Boris Jelzin – Er vereitelte 1991 den Putschversuch des russischen Militärs gegen Gorbatschow, wurde anschließend der erste frei gewählte Präsident der Russischen Föderation. Zu seinen Verbündeten zählten liberale Reformer und Unternehmer, die das Land durch wilden Kapitalismus ins Chaos stürzten. Die schwere Wirtschaftskrise 1998 führte zum Ausverkauf von Staatsunternehmen, was den Aufstieg superreicher Oligarchen vorantrieb.
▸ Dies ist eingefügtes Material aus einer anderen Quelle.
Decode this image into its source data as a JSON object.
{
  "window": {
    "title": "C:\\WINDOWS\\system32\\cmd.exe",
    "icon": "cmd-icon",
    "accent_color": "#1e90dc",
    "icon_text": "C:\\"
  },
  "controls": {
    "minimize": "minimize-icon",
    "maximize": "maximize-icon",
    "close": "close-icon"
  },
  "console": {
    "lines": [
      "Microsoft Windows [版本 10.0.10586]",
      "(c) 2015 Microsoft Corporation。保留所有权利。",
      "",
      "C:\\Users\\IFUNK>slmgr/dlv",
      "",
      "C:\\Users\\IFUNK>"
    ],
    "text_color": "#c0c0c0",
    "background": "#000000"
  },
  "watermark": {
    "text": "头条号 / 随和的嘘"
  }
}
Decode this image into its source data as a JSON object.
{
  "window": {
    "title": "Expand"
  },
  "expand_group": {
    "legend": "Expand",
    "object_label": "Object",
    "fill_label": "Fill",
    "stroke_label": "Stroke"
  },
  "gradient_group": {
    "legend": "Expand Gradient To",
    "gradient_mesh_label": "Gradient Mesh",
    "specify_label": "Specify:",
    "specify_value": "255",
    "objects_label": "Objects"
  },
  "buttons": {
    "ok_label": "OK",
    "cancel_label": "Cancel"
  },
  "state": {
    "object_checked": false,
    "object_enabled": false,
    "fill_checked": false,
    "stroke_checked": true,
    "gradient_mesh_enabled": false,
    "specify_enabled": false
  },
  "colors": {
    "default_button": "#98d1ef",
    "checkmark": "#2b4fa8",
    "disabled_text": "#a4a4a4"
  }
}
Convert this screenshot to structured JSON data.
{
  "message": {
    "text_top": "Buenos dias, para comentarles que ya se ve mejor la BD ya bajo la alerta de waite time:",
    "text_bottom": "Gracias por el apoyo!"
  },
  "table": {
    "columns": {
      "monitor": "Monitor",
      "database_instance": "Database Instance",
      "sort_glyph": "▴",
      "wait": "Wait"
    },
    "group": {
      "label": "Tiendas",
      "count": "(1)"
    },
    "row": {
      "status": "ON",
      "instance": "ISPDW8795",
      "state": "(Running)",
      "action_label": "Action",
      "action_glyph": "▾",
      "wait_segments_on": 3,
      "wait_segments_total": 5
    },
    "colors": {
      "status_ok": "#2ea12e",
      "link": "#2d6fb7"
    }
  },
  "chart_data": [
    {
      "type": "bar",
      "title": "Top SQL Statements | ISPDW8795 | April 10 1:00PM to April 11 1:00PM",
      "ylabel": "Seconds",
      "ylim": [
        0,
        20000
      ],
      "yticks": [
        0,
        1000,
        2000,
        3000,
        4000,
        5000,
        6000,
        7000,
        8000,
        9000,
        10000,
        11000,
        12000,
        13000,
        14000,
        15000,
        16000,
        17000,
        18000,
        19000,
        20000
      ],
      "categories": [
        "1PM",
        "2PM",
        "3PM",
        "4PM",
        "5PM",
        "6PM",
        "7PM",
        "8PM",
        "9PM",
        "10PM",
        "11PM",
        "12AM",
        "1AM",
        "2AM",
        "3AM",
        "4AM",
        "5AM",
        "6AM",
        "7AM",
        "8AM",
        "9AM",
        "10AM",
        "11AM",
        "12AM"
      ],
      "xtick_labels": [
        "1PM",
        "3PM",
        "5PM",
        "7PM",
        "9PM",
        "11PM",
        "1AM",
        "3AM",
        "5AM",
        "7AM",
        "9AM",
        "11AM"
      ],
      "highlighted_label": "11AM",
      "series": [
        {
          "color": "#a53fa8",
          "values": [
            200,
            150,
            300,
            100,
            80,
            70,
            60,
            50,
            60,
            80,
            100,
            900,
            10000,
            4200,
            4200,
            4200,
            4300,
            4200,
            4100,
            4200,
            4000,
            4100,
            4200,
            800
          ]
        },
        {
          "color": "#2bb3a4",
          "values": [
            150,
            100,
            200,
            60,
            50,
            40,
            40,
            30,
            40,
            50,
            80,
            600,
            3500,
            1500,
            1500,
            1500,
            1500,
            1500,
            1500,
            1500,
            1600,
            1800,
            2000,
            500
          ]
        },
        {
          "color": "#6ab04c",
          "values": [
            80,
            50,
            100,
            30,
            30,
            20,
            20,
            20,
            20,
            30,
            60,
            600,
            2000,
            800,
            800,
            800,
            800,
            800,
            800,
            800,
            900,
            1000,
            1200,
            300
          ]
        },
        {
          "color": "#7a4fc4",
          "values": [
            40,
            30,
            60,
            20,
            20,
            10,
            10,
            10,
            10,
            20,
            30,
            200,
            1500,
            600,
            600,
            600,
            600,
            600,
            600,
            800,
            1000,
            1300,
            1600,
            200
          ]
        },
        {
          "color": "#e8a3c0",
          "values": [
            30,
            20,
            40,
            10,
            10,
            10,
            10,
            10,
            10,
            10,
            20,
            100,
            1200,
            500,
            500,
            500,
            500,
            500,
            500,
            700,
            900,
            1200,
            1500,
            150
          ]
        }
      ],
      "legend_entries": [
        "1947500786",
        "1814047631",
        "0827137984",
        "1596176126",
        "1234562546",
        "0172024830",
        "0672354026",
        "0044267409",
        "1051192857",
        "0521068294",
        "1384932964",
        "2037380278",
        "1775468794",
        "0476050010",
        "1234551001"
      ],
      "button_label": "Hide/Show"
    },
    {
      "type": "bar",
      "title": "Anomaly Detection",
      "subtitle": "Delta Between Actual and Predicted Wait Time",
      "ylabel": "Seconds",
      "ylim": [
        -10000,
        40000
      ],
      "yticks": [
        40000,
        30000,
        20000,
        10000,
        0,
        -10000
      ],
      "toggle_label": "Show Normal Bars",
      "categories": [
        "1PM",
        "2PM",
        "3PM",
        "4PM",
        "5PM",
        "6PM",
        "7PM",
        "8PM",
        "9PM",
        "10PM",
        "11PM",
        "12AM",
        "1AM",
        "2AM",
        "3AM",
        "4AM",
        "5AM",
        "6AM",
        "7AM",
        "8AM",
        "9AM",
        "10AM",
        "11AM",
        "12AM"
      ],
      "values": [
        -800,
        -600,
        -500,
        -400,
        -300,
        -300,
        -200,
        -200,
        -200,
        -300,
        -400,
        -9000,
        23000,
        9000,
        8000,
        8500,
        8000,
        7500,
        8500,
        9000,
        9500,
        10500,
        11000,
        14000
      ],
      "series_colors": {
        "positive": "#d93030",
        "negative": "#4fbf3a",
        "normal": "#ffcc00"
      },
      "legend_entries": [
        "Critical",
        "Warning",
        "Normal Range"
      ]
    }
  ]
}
Während sie Öl- und Gasbetriebe unter sich aufteilen, verfiel Jelzin dem Alkoholismus.

 

Garri Kasparow – Der ehemalige Schachweltmeister gilt als stärkster Spieler der Schachgeschichte. 2005 zog er sich vom Schachsport zurück, betätigt sich seitdem als Oppositionsaktivist, unter anderem für das Protestbündnis „Das andere Rußland“. 2007 verweigerte ihm das von Putin eingesetzte Wahlkomitee die Kandidatur zu den Duma-Wahlen. Kasparow übte harsche Kritik an Putin, verglich ihn mit einem Mafioso. Er organisierte zahlreiche nicht genehmigte Demonstrationen, wurde mehrfach verhaftet. In diesem Jahr gründete er das „Komitee 2008: Freie Wahlen“.

 

Michail Chodorkowskij – Das prominenteste Opfer Putins verbüßt eine achtjährige Lagerhaft in Sibirien. In der Jelzin-Ära zum reichsten Oligarchen Rußlands aufgestiegen, leitete er mit Yukos einen der führenden Rohstoffkonzerne, der im Westen als transparentes Vorzeigeunternehmen galt.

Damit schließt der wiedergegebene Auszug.